If you want 4×4 transmission, hydroponic heating, insulation, fully equipped bathroom + additional internal space to be able to use your camper as a mobile ski-resort studio in cold climates, I’m afraid that the amortization cost of this vehicle in its expected life-time might make those kind of holidays a bit expensive…

Laurent

Dick Stevenson

John,
Great.
The short answer (to RVs tolerating low temps) appears to be: probable not without a specialty item. This was a major question as I wish to spend at least one more winter of my life doing serious x-country skiing, preferably back country somewhere. Admittedly, I was looking at RVs in southern California so most of the dealers knew only a little. The best I could find among conventional brands were promises of not having pipes/tanks etc. freeze for temps of just below freezing, maybe -5 C or so, but if I mentioned northern Vermont night-time temps (-30 C), they blanched.

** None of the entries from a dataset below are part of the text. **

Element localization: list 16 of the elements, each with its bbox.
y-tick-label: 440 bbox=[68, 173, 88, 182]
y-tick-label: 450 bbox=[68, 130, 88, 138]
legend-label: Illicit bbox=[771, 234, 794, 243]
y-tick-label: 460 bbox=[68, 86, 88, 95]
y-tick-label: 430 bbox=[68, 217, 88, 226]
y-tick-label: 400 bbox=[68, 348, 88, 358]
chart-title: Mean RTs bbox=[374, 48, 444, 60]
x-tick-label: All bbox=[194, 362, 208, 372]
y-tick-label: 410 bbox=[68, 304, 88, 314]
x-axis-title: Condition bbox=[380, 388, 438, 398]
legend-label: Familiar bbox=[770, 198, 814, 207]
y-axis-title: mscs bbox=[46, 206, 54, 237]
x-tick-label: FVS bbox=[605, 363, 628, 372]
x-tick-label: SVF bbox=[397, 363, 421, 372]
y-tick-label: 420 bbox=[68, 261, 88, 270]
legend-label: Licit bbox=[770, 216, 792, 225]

Some of the big bus types with enclosed everything did better as there is some sort of heat going to the storage areas but no one would commit to a temp. There are also specialty RVs (some looking like a Humvee on steroids) that sound like you could live on the moon on them—at a very pretty price. Maybe a reader knows more as we are just starting our research.
My best, Dick Stevenson, s/v Alchemy

scott flanders

All. We have been at for nearly 13 years of full time live aboard and managed to squeeze in a 5 cape circumnavigation in a small powerboat. However, its time for a change, not give up boating but include something different. This is why we bought what we did and have been winter camping the past 2 winters. We have 2 electric heaters and propane heat when dry camping. Its large for a pop top – bed mounted camper but small for a camper. As you know as a boater you don’t really need much. We have a diesel 4wd pickup and tow a Jeep. The Jeep thing has been a ball and still gives us a bit of a rush now and again off road and then we also enjoy photography so the whole package rolls along pretty well. We can be contacted offline at moc.oohay@srdnlfttocs

S.

Mac

Went to John Kretschmer’s four day seminar on Blue Water Sailing. Because I wanted to do something I had never done before (sailing) John mentioned a Waquiez Pretorian for it’s size and reputation at sea. So I found one in Alameda, Ca. A year and a half later, I’m close to completing most of the work and sailing off through the “gate.” For heat I’m using a portable, hooked to my propane tanks (Mr Heater) and it”s portable so I can use it elsewhere. It get down in the 30’s and 40’s at night here on the Bay and all is snug and wonderful.